Crédito rural em retração histórica: gargalos do Plano Safra empurram produtores para juros de mercado e elevam o risco de saída da atividade

O crédito rural brasileiro atravessa a fase mais crítica desde o Plano Real. Levantamento da Assessoria Econômica da Farsul indica que, no primeiro trimestre da safra 2025/2026 (julho a setembro), houve queda de 23% nos recursos destinados ao custeio e de 44% nos investimentos em nível nacional; no Rio Grande do Sul, as retrações chegaram a 25% e 39%, respectivamente. O quadro traduz um estrangulamento de financiamento que atinge a base do sistema produtivo e se manifesta, sobretudo, na dificuldade de acesso efetivo às linhas equalizadas do Plano Safra.

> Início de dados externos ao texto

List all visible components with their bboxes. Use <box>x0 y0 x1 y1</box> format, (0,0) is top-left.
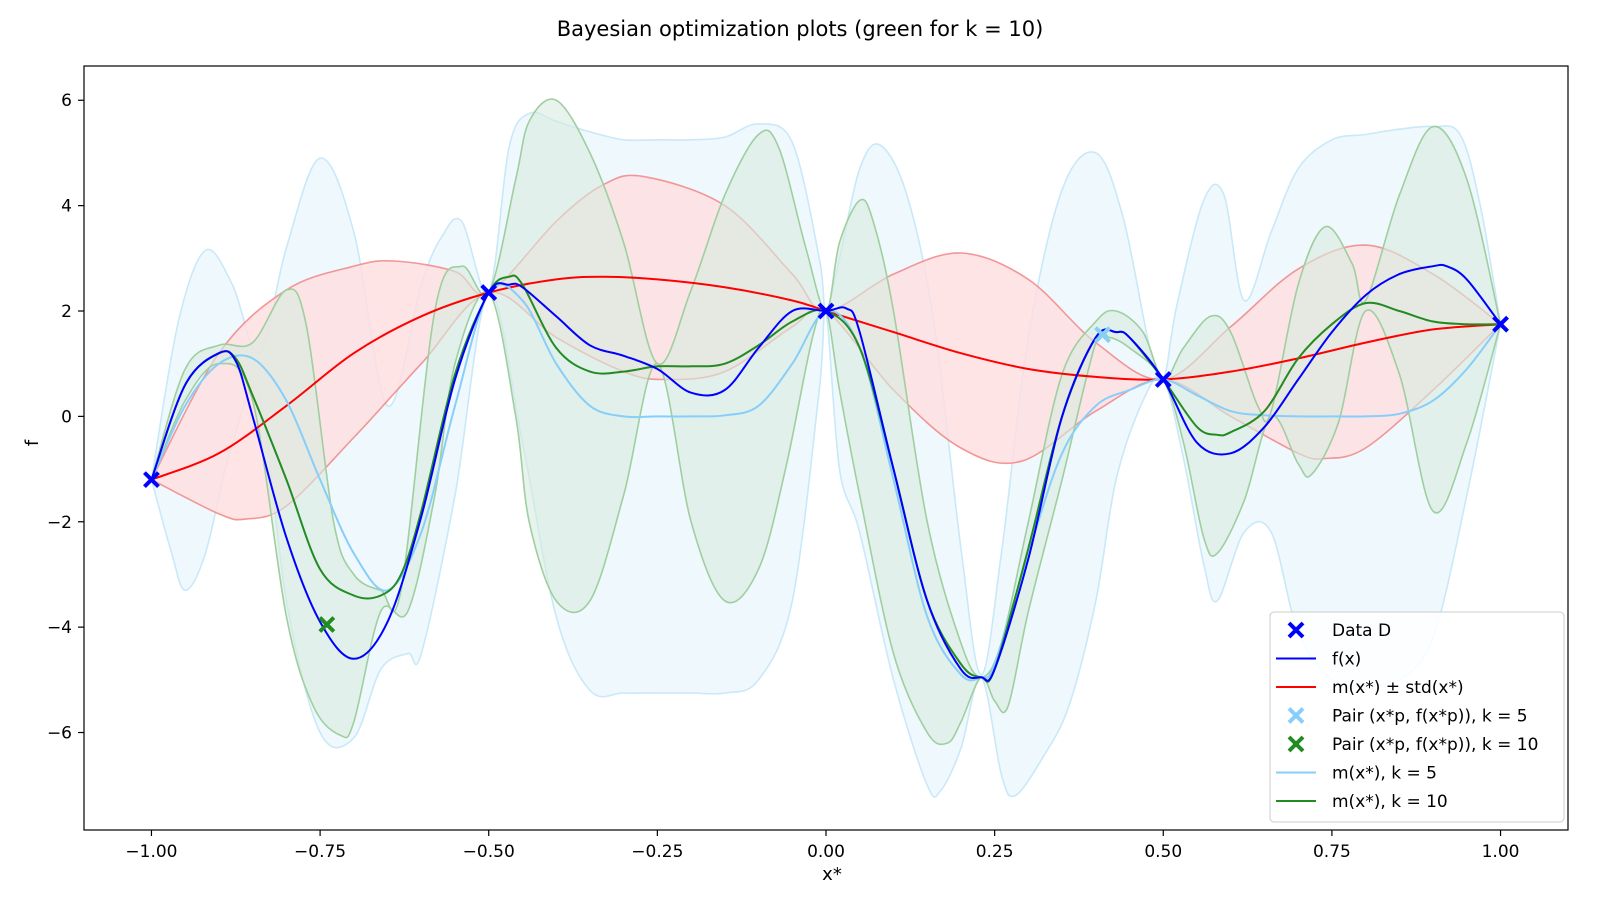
legend-entry-mean: m(x*) ± std(x*) <box>1276 678 1464 698</box>
x-tick-label: 1.00 <box>1482 842 1520 862</box>
legend-entry-pair10: Pair (x*p, f(x*p)), k = 10 <box>1287 735 1538 755</box>
data-point <box>817 302 835 320</box>
legend-label: Data D <box>1332 621 1391 641</box>
legend: Data D f(x) m(x*) ± std(x*) Pair (x*p, f(x*… <box>1269 611 1565 823</box>
x-tick-label: 0.00 <box>807 842 845 862</box>
legend-label: m(x*), k = 10 <box>1332 792 1448 812</box>
series-line-mean <box>151 275 1501 481</box>
data-point <box>1154 371 1172 388</box>
pair-k10-point <box>318 616 336 633</box>
y-tick-label: 0 <box>61 407 72 427</box>
pair-k5-point <box>1094 326 1111 344</box>
legend-entry-f: f(x) <box>1276 650 1361 670</box>
plot-area: −1.00 −0.75 −0.50 −0.25 0.00 0.25 0.50 0.75 1.00… <box>47 65 1569 862</box>
data-point <box>480 284 498 301</box>
data-point <box>1492 315 1509 333</box>
data-point <box>143 471 160 489</box>
x-tick-label: −0.50 <box>463 842 515 862</box>
legend-marker <box>1287 621 1305 639</box>
band-k5-lower-edge <box>150 291 1502 798</box>
y-axis-label: f <box>22 439 43 446</box>
legend-entry-k10: m(x*), k = 10 <box>1276 792 1448 812</box>
y-tick-label: 4 <box>61 197 72 217</box>
x-tick-label: −0.75 <box>294 842 346 862</box>
series-line-f <box>150 263 1502 682</box>
y-tick-label: −2 <box>47 513 72 533</box>
legend-label: Pair (x*p, f(x*p)), k = 5 <box>1332 707 1528 727</box>
plot-content <box>143 98 1509 798</box>
x-tick-label: −1.00 <box>125 842 177 862</box>
y-tick-label: −6 <box>47 724 72 744</box>
x-tick-label: −0.25 <box>631 842 683 862</box>
y-tick-label: 2 <box>61 302 72 322</box>
legend-marker <box>1287 707 1305 724</box>
x-tick-label: 0.75 <box>1313 842 1351 862</box>
x-axis-label: x* <box>822 864 842 885</box>
chart-title: Bayesian optimization plots (green for k… <box>557 17 1044 41</box>
x-tick-label: 0.25 <box>976 842 1014 862</box>
legend-label: Pair (x*p, f(x*p)), k = 10 <box>1332 735 1538 755</box>
legend-label: m(x*), k = 5 <box>1332 764 1437 784</box>
y-tick-label: 6 <box>61 91 72 111</box>
band-k10-lower-edge <box>150 290 1502 746</box>
legend-entry-pair5: Pair (x*p, f(x*p)), k = 5 <box>1287 707 1528 727</box>
y-tick-label: −4 <box>47 618 72 638</box>
legend-label: f(x) <box>1332 650 1361 670</box>
legend-entry-data: Data D <box>1287 621 1391 641</box>
legend-box <box>1269 611 1565 823</box>
legend-label: m(x*) ± std(x*) <box>1332 678 1464 698</box>
legend-marker <box>1287 735 1305 753</box>
series-line-k5 <box>150 283 1502 682</box>
legend-entry-k5: m(x*), k = 5 <box>1276 764 1437 784</box>
x-tick-label: 0.50 <box>1144 842 1182 862</box>
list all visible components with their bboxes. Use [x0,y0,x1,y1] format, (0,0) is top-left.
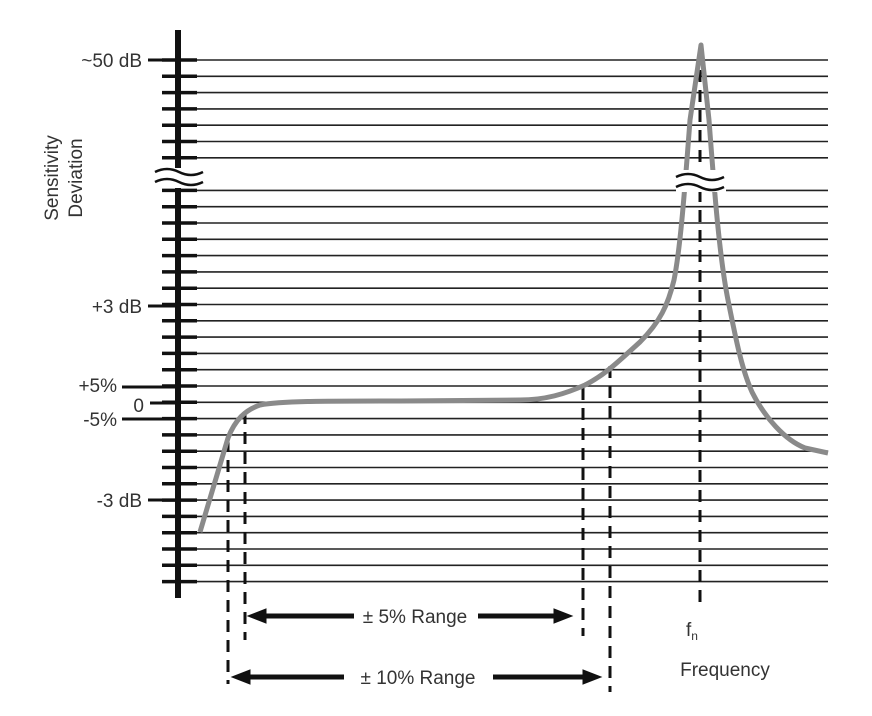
range5-label: ± 5% Range [363,607,467,628]
response-curve [197,42,829,533]
fn-label: fn [686,620,698,643]
label-zero: 0 [133,396,144,417]
svg-text:Sensitivity: Sensitivity [42,135,63,221]
range-markers [226,50,702,692]
curve-break-gap [676,170,726,192]
y-axis-title: Sensitivity Deviation [42,135,87,221]
gridlines [190,59,828,583]
axis-break-icon [154,167,204,187]
x-axis-title: Frequency [680,660,770,681]
label-minus50db: ~50 dB [81,51,142,72]
curve-break-icon [675,172,725,192]
range5-arrow [246,608,574,624]
label-plus5pct: +5% [78,376,117,397]
label-minus5pct: -5% [83,410,117,431]
range10-label: ± 10% Range [360,668,475,689]
label-minus3db: -3 dB [97,491,142,512]
svg-text:Deviation: Deviation [66,138,87,217]
label-plus3db: +3 dB [92,297,142,318]
range10-arrow [230,669,603,685]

Na teoria, o Plano Safra é o eixo para que o produtor obtenha previsibilidade de taxas e condições mínimas de planejamento. Na prática, a combinação de envelopes que se esgotam cedo, análise de crédito mais rígida, incrementos de garantias reais e morosidade procedimental cria um funil. Quando o pedido finalmente chega à etapa decisória, é frequente o comunicado de que as linhas equalizadas se exauriram, restando apenas o crédito livre. Nesse desvio de rota, produtores têm sido direcionados a juros de mercado na casa de 15% ao ano, patamar incompatível com a realidade de muitas operações de custeio.

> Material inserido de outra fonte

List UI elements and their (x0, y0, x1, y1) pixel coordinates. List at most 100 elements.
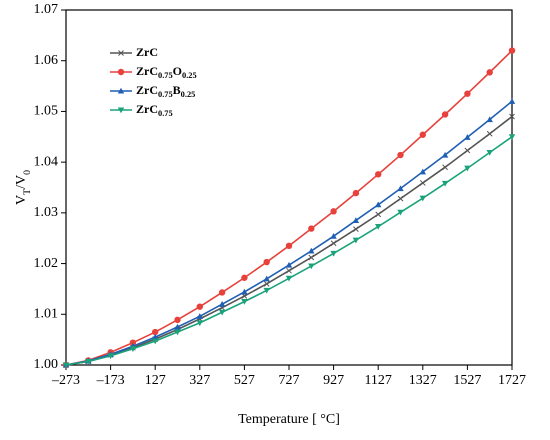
point (85, 358, 92, 365)
point (218, 300, 226, 307)
x-tick-label: 1527 (453, 373, 481, 388)
point (397, 185, 404, 192)
point (508, 47, 516, 54)
point (263, 258, 270, 266)
point (152, 333, 159, 340)
y-tick-label: 1.07 (34, 2, 59, 17)
y-tick-label: 1.05 (34, 104, 59, 119)
point (62, 362, 70, 369)
point (196, 320, 203, 327)
x-axis-label: Temperature [ °C] (238, 412, 340, 427)
point (263, 275, 270, 282)
point (375, 171, 382, 178)
point (129, 339, 137, 346)
point (352, 189, 360, 197)
point (196, 313, 203, 319)
series-line (65, 100, 513, 366)
x-tick-label: 327 (189, 373, 210, 388)
x-tick-label: 1727 (498, 373, 526, 388)
point (419, 131, 426, 138)
legend-label: ZrC0.75O0.25 (136, 64, 197, 81)
point (464, 90, 471, 97)
point (241, 299, 248, 305)
point (285, 275, 293, 282)
point (218, 289, 226, 296)
point (397, 151, 404, 159)
point (441, 180, 449, 187)
y-axis-label: VT/V0 (14, 170, 33, 205)
point (486, 149, 493, 156)
point (308, 254, 315, 261)
point (397, 195, 404, 202)
x-tick-label: –173 (96, 373, 125, 388)
x-tick-label: 1127 (364, 373, 391, 388)
point (441, 111, 449, 118)
series-line (65, 49, 513, 366)
point (352, 237, 360, 244)
point (509, 113, 515, 120)
x-tick-label: 127 (145, 373, 166, 388)
point (330, 208, 337, 215)
legend-label: ZrC (136, 45, 158, 59)
point (174, 316, 181, 324)
point (285, 261, 293, 268)
point (152, 328, 159, 336)
x-tick-label: 727 (279, 373, 300, 388)
point (397, 209, 404, 216)
point (486, 116, 493, 123)
point (263, 287, 270, 294)
point (308, 225, 315, 232)
point (117, 87, 125, 94)
point (441, 151, 449, 158)
point (196, 303, 203, 310)
point (375, 211, 382, 218)
y-tick-label: 1.00 (34, 357, 59, 372)
point (508, 134, 516, 140)
point (419, 180, 426, 186)
point (486, 130, 493, 137)
x-tick-label: 1327 (409, 373, 437, 388)
point (308, 263, 315, 270)
point (330, 250, 337, 257)
legend-label: ZrC0.75 (136, 102, 173, 119)
point (174, 323, 181, 330)
point (129, 346, 137, 352)
x-tick-label: 927 (323, 373, 344, 388)
point (218, 309, 226, 316)
point (419, 195, 426, 202)
point (508, 98, 516, 104)
series-line (65, 136, 513, 366)
point (464, 147, 471, 154)
point (241, 274, 248, 281)
y-tick-label: 1.06 (34, 53, 59, 68)
point (353, 226, 359, 232)
point (263, 281, 270, 287)
point (174, 329, 181, 336)
y-tick-label: 1.04 (34, 154, 59, 169)
point (241, 288, 248, 295)
point (286, 267, 292, 274)
y-tick-label: 1.01 (34, 307, 59, 322)
point (464, 165, 471, 172)
point (419, 168, 426, 175)
point (442, 164, 448, 171)
x-tick-label: 527 (234, 373, 255, 388)
point (117, 68, 125, 76)
point (118, 50, 124, 56)
point (152, 338, 159, 345)
point (352, 217, 360, 224)
point (285, 242, 293, 250)
point (375, 201, 382, 208)
point (464, 134, 471, 140)
plot-frame (65, 9, 513, 366)
y-tick-label: 1.03 (34, 205, 59, 220)
point (330, 240, 337, 247)
y-tick-label: 1.02 (34, 256, 59, 271)
legend-label: ZrC0.75B0.25 (136, 83, 195, 100)
x-tick-label: –273 (51, 373, 80, 388)
point (330, 232, 337, 239)
point (107, 353, 114, 360)
point (117, 107, 125, 114)
point (308, 247, 315, 254)
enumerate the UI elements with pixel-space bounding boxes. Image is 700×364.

A elevação do Custo Efetivo Total (CET), contudo, não se encerra na taxa nominal. Persistem relatos de venda casada de produtos e serviços, seguros, títulos e pacotes “obrigatórios”, condicionando a aprovação do financiamento, prática vedada pelo ordenamento jurídico e pelas normas do sistema financeiro. A isso se somam despesas de projetistas e intermediários, muitas vezes cobradas como percentual do valor financiado. O resultado é uma escalada silenciosa do CET: o que começa em 15% ao ano, quando somadas as cobranças acessórias e o empacotamento indevido, pode se aproximar de 30%–40% ao ano. Em um ambiente de margens pressionadas e preços voláteis, essa curva de custo inviabiliza o giro de caixa do custeio e desestimula o investimento, com impactos que se propagam à renda no interior, à arrecadação local e à competitividade das cadeias agrícolas.

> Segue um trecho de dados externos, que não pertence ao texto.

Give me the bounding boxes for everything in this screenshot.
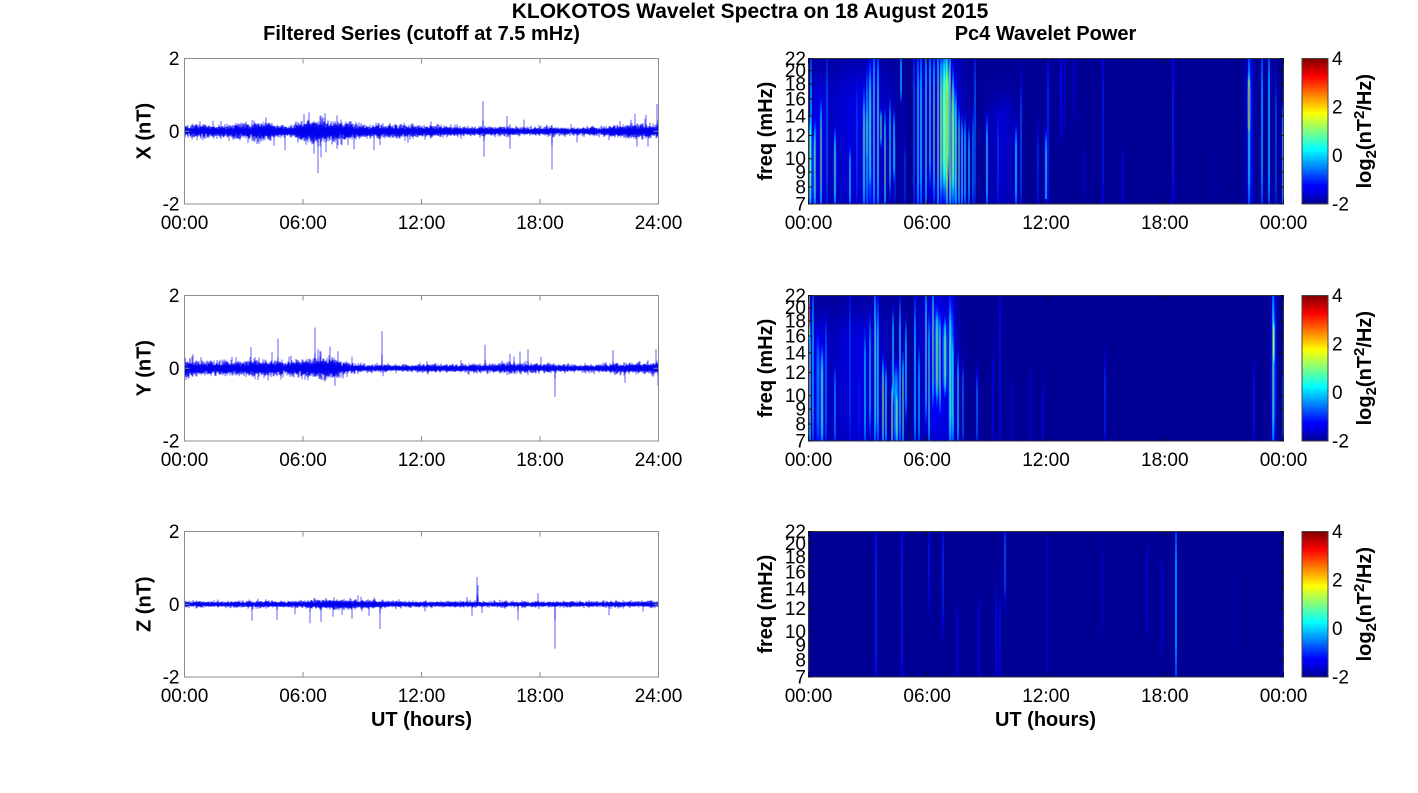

O risco de saída da atividade deixa de ser hipótese e se torna variável concreta do cenário. Ao se verem no impasse entre endividar-se em condições onerosas ou reduzir o ritmo produtivo para preservar patrimônio, muitos optam por desmobilizar ativos, venda de área, máquinas e rebanho, para honrar compromissos. A retração do crédito, portanto, não é apenas um problema de balanço; é um fator de retração estrutural da oferta futura e de fragilização no campo.

Do ponto de vista jurídico, algumas balizas são incontornáveis. A venda casada é ilegal e pode ensejar revisão contratual e responsabilização. O CET detalhado deve ser fornecido ao tomador, com transparência sobre todos os componentes do custo. A negociação pré-vencimento é a via adequada para repactuar fluxos e alongar prazos quando houver fundamento econômico, evitando a deterioração imediata de adimplência. Em situações-limite, a legislação brasileira contempla instrumentos de reestruturação, como a recuperação judicial, que podem preservar unidades produtivas viáveis, desde que adotados com critério e documentação robusta.

É imprescindível, ainda, recolocar o Plano Safra no trilho do acesso real. Equalização previsível, critérios claros de priorização e respeito às regras de concorrência formam o tripé para que os recursos cheguem, de fato, à ponta que produz. Enquanto o funil persistir, a migração forçada para o crédito livre continuará transferindo risco sistêmico ao produtor — elo menos capaz de precificar e absorver o custo financeiro extraordinário.

A diferença agora é a velocidade com que o crédito sumiu e o tamanho da conta para quem ficou do lado de fora do Plano Safra. Se nada for ajustado, veremos mais porteiras se fechando, não por falta de trabalho, mas por falta de crédito minimamente justo. E isso tem nome, CPF e história: famílias inteiras que, sem acesso às linhas equalizadas, são empurradas para juros de mercado que começam em 15% e, na prática, escalam para perto de 40% ao ano com custos acessórios. O Brasil não pode se dar a esse luxo.